Pensions: ‘unjust enrichment,’ survivor benefits, and equalization payments on installment
In the case Symmons v. Symmons, the Ontario Court of Appeal decided an appeal from the wife who appealed an order requiring her to pay her husband an equalization payment of $117,514.00 and costs of $25,000.00. The Court in the end dismissed her appeal.
Background & Trial Court
The parties cohabitated for 5 ½ years and were married for 10 years. During the cohabitation period, the parties moved to Ajax causing the wife to leave her place of employment. The parties settled all of their differences except for one: the division of the husband’s pension. At trial, the judge valued each party’s interest in the pension and survivor benefits and concluded that the wife owed the husband an equalization payment as stated above.
The wife raised numerous issues on her appeal. Her overriding problem, however, was that the trial judge erred by not granting her a share in the amount of her husband’s pension interests that accumulated during the period the parties cohabited before marriage.
The parties’ pension interests were valued by experts, using the previous legislative regime that preceded the legislative reform of family pensions that came into effect on January 1, 2012. The trial judge accepted the following figures for the purpose of calculating the equalization payment:
- The after tax capitalized value of Mrs. Symmons’ survivor benefits: $310,824
- The after tax capitalized value of Mr. Symmons’ pension interests accrued during marriage: $75,795
- The after tax capitalized value of Mr. Symmons’ pension interests accrued from the time the parties began cohabitating to the date of separation: $202,900
The wife urged the trial judge, to take into account the pension’s increase in value during the cohabitation period, on the basis of equitable principles. The husband argued that he should only be required to share the growth of his pension during the marriage, in accordance with s. 4 of the Family Law Act.
The husband’s position was ultimately accepted.
Court of Appeal
The wife claimed unjust enrichment, and stated that first, her and her husband were engaged in a joint family venture during the period of cohabitation. Second she stated that her husband was enriched by the parties’ move to Ajax because it allowed him to accrue more on his pension during the period of cohabitation.
Both the trial judge and the court of appeal concluded that there was no evidence that the husband made a promise to divide his pension inclusive of the cohabitation period, and as such it was held that there was no deprivation on the facts.
For the purposes of an unjust enrichment claim, the applicant party must demonstrate that one party has retained a disproportionate share of the economic fruits of their joint efforts. However, both Courts found that there was insufficient evidence to prove that the husband retained a disproportionate shares of the assets obtained as the result of their joint efforts, namely, the pension.
On her second ground, the wife claimed that the move to Ajax caused a deprivation to her and her business, however the court found that although she was required to change her employment during the period of cohabitation, the value of her business appeared to have increased significantly by the end of the relationship.
Furthermore, the Court found that the overall increase in each party’s net worth during marriage also undermined the wife’s claim for unjust enrichment.

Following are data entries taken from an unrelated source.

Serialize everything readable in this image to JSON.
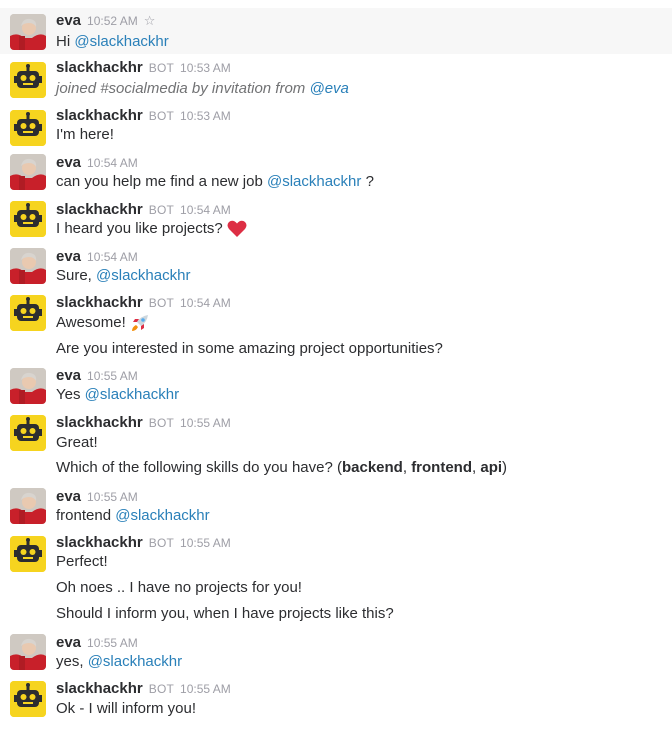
{
  "colors": {
    "mention": "#2a80b9",
    "meta": "#9e9ea6",
    "bot_avatar": "#f6d41f"
  },
  "eva_name": "eva",
  "bot_name": "slackhackhr",
  "bot_badge": "BOT",
  "messages": [
    {
      "time": "10:52 AM",
      "text": "Hi ",
      "mention": "@slackhackhr"
    },
    {
      "time": "10:53 AM",
      "text": "joined #socialmedia by invitation from ",
      "mention": "@eva"
    },
    {
      "time": "10:53 AM",
      "text": "I'm here!"
    },
    {
      "time": "10:54 AM",
      "text": "can you help me find a new job ",
      "mention": "@slackhackhr",
      "suffix": " ?"
    },
    {
      "time": "10:54 AM",
      "text": "I heard you like projects?",
      "emoji": "heart-emoji"
    },
    {
      "time": "10:54 AM",
      "text": "Sure, ",
      "mention": "@slackhackhr"
    },
    {
      "time": "10:54 AM",
      "text": "Awesome!",
      "emoji": "rocket-emoji",
      "line2": "Are you interested in some amazing project opportunities?"
    },
    {
      "time": "10:55 AM",
      "text": "Yes ",
      "mention": "@slackhackhr"
    },
    {
      "time": "10:55 AM",
      "text": "Great!",
      "line2_prefix": "Which of the following skills do you have? (",
      "skills": [
        "backend",
        "frontend",
        "api"
      ],
      "line2_suffix": ")"
    },
    {
      "time": "10:55 AM",
      "text": "frontend ",
      "mention": "@slackhackhr"
    },
    {
      "time": "10:55 AM",
      "text": "Perfect!",
      "line2": "Oh noes .. I have no projects for you!",
      "line3": "Should I inform you, when I have projects like this?"
    },
    {
      "time": "10:55 AM",
      "text": "yes, ",
      "mention": "@slackhackhr"
    },
    {
      "time": "10:55 AM",
      "text": "Ok - I will inform you!"
    }
  ]
}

As an alternative, the wife also tried to argue an unequal division of net family property under s. 5(6) of the Family Law Act. Under s. 5(6), where a court may award more or less than half the difference between the net family properties if equalizing would be unconscionable. The court dismissed this argument and stated that the “threshold of unconscionability under s. 5(6) is exceptionally high. A party seeking an unequal division must show that an equal division of net family property would ‘shock the conscience of the court’”: In this case, the court held that the equalization of net family property did not meet this standard.
Further, the wife appealed the trial judge’s decision that he should have allowed her to satisfy the equalization payment to her husband over a period of seven years. She argued that she cannot access her survivor benefits now and may not be able to for years and as such it would have been reasonable to allow her to pay in instalments. Usually, a party is required to make an equalization payment right away. However, s. 9(1)(c) of the Family Law Act gives the court discretion to order payments in instalments for a period of up to ten years, “if necessary to avoid hardship”.
The court was not satisfied that she had met the statutory standard of “hardship”. An important factor in deciding whether equalization should be paid in instalments is whether the payor spouse has funds available to pay a lump sum. As such, the court stated that the wife had assets in excess of $300,000 to satisfy the remaining payment and therefore declined to order instalment payments.